- Born: April 19, 1874
- Died: April 5, 1952
- Allegiance: United Kingdom
- Branch: Royal Navy
- Rank: Admiral
- Unit: HMS Birmingham
- Commands: HMS Birmingham (1913-1916)
- Known for: Sinking U-15, Command of HMS Birmingham at Dogger Bank and Jutland
- Conflicts: First World War; Battle of Dogger Bank; Battle of Jutland;
- Awards: Knight Commander of the Order of the Bath (KCB)
- Relations: A. G. Duff (father)

= Arthur Duff (Royal Navy officer) =

Royal Navy Admiral (1874–1952)

Admiral Sir Arthur Allan Morison Duff, KCB, JP, DL (19 April 1874 – 5 April 1952) was a Royal Navy officer.

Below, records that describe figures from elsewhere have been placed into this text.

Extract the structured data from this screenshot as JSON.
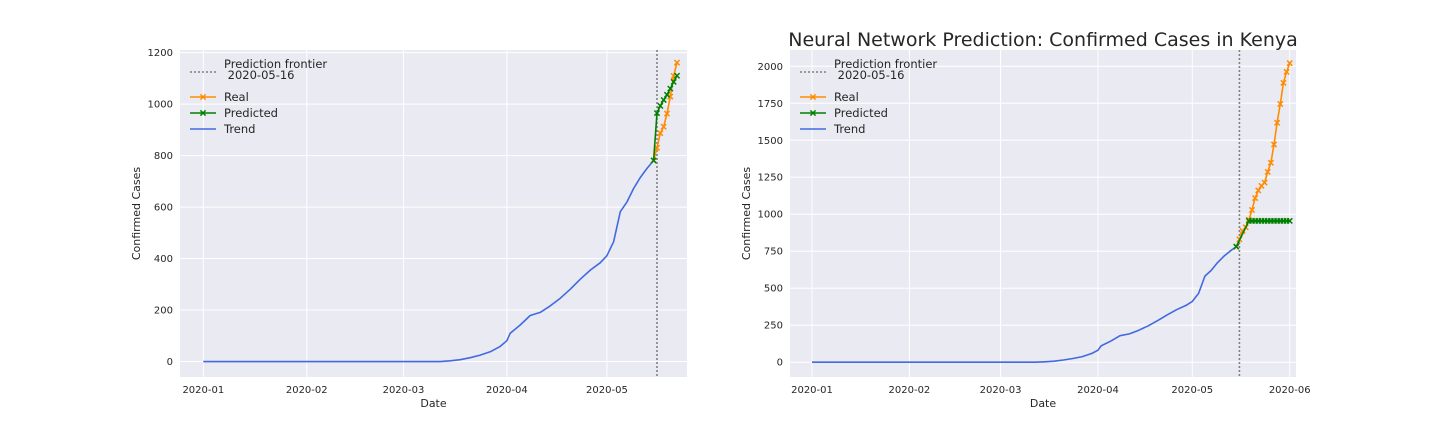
{
  "chart_data": [
    {
      "type": "line",
      "title": "",
      "xlabel": "Date",
      "ylabel": "Confirmed Cases",
      "grid": true,
      "legend_position": "top-left",
      "xlim": [
        "2019-12-25",
        "2020-05-25"
      ],
      "ylim": [
        -60,
        1210
      ],
      "x_ticks": [
        "2020-01-01",
        "2020-02-01",
        "2020-03-01",
        "2020-04-01",
        "2020-05-01"
      ],
      "x_tick_labels": [
        "2020-01",
        "2020-02",
        "2020-03",
        "2020-04",
        "2020-05"
      ],
      "y_ticks": [
        0,
        200,
        400,
        600,
        800,
        1000,
        1200
      ],
      "y_tick_labels": [
        "0",
        "200",
        "400",
        "600",
        "800",
        "1000",
        "1200"
      ],
      "frontier": {
        "date": "2020-05-16",
        "label": "Prediction frontier\n 2020-05-16",
        "color": "#808080"
      },
      "series": [
        {
          "name": "Real",
          "color": "#ff8c00",
          "marker": "x",
          "x": [
            "2020-05-15",
            "2020-05-16",
            "2020-05-17",
            "2020-05-18",
            "2020-05-19",
            "2020-05-20",
            "2020-05-21",
            "2020-05-22"
          ],
          "values": [
            781,
            830,
            887,
            912,
            963,
            1029,
            1109,
            1161
          ]
        },
        {
          "name": "Predicted",
          "color": "#008000",
          "marker": "x",
          "x": [
            "2020-05-15",
            "2020-05-16",
            "2020-05-17",
            "2020-05-18",
            "2020-05-19",
            "2020-05-20",
            "2020-05-21",
            "2020-05-22"
          ],
          "values": [
            781,
            965,
            993,
            1016,
            1036,
            1060,
            1086,
            1110
          ]
        },
        {
          "name": "Trend",
          "color": "#4169e1",
          "marker": null,
          "x": [
            "2020-01-01",
            "2020-03-12",
            "2020-03-15",
            "2020-03-18",
            "2020-03-21",
            "2020-03-24",
            "2020-03-27",
            "2020-03-30",
            "2020-04-01",
            "2020-04-02",
            "2020-04-05",
            "2020-04-08",
            "2020-04-11",
            "2020-04-14",
            "2020-04-17",
            "2020-04-20",
            "2020-04-23",
            "2020-04-26",
            "2020-04-29",
            "2020-05-01",
            "2020-05-03",
            "2020-05-05",
            "2020-05-07",
            "2020-05-09",
            "2020-05-11",
            "2020-05-13",
            "2020-05-15"
          ],
          "values": [
            0,
            0,
            3,
            7,
            15,
            25,
            38,
            59,
            81,
            110,
            142,
            179,
            191,
            216,
            246,
            281,
            320,
            355,
            384,
            411,
            465,
            582,
            620,
            672,
            715,
            750,
            781
          ]
        }
      ]
    },
    {
      "type": "line",
      "title": "Neural Network Prediction: Confirmed Cases in Kenya",
      "xlabel": "Date",
      "ylabel": "Confirmed Cases",
      "grid": true,
      "legend_position": "top-left",
      "xlim": [
        "2019-12-25",
        "2020-06-03"
      ],
      "ylim": [
        -100,
        2110
      ],
      "x_ticks": [
        "2020-01-01",
        "2020-02-01",
        "2020-03-01",
        "2020-04-01",
        "2020-05-01",
        "2020-06-01"
      ],
      "x_tick_labels": [
        "2020-01",
        "2020-02",
        "2020-03",
        "2020-04",
        "2020-05",
        "2020-06"
      ],
      "y_ticks": [
        0,
        250,
        500,
        750,
        1000,
        1250,
        1500,
        1750,
        2000
      ],
      "y_tick_labels": [
        "0",
        "250",
        "500",
        "750",
        "1000",
        "1250",
        "1500",
        "1750",
        "2000"
      ],
      "frontier": {
        "date": "2020-05-16",
        "label": "Prediction frontier\n 2020-05-16",
        "color": "#808080"
      },
      "series": [
        {
          "name": "Real",
          "color": "#ff8c00",
          "marker": "x",
          "x": [
            "2020-05-15",
            "2020-05-16",
            "2020-05-17",
            "2020-05-18",
            "2020-05-19",
            "2020-05-20",
            "2020-05-21",
            "2020-05-22",
            "2020-05-23",
            "2020-05-24",
            "2020-05-25",
            "2020-05-26",
            "2020-05-27",
            "2020-05-28",
            "2020-05-29",
            "2020-05-30",
            "2020-05-31",
            "2020-06-01"
          ],
          "values": [
            781,
            830,
            887,
            912,
            963,
            1029,
            1109,
            1161,
            1192,
            1214,
            1286,
            1348,
            1471,
            1618,
            1745,
            1888,
            1962,
            2021
          ]
        },
        {
          "name": "Predicted",
          "color": "#008000",
          "marker": "x",
          "x": [
            "2020-05-15",
            "2020-05-19",
            "2020-05-20",
            "2020-05-21",
            "2020-05-22",
            "2020-05-23",
            "2020-05-24",
            "2020-05-25",
            "2020-05-26",
            "2020-05-27",
            "2020-05-28",
            "2020-05-29",
            "2020-05-30",
            "2020-05-31",
            "2020-06-01"
          ],
          "values": [
            781,
            955,
            955,
            955,
            955,
            955,
            955,
            955,
            955,
            955,
            955,
            955,
            955,
            955,
            955
          ]
        },
        {
          "name": "Trend",
          "color": "#4169e1",
          "marker": null,
          "x": [
            "2020-01-01",
            "2020-03-12",
            "2020-03-15",
            "2020-03-18",
            "2020-03-21",
            "2020-03-24",
            "2020-03-27",
            "2020-03-30",
            "2020-04-01",
            "2020-04-02",
            "2020-04-05",
            "2020-04-08",
            "2020-04-11",
            "2020-04-14",
            "2020-04-17",
            "2020-04-20",
            "2020-04-23",
            "2020-04-26",
            "2020-04-29",
            "2020-05-01",
            "2020-05-03",
            "2020-05-05",
            "2020-05-07",
            "2020-05-09",
            "2020-05-11",
            "2020-05-13",
            "2020-05-15"
          ],
          "values": [
            0,
            0,
            3,
            7,
            15,
            25,
            38,
            59,
            81,
            110,
            142,
            179,
            191,
            216,
            246,
            281,
            320,
            355,
            384,
            411,
            465,
            582,
            620,
            672,
            715,
            750,
            781
          ]
        }
      ]
    }
  ]
}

Duff was the son of General A. G. Duff.

In 1913, Duff was given command of the light cruiser HMS Birmingham. Duff was in command of the ship when, on 9 August 1914, she rammed the German submarine U-15 off Fair Isle, cutting her in two, becoming the first German submarine to be sunk in the First World War. In 1916, Duff later commanded Birmingham at the Battle of Dogger Bank and the Battle of Jutland.

Duff was promoted to KCB in the 1929 New Year Honours. He was promoted to Admiral on 8 May 1930 and was placed on the Retired List on 15 May.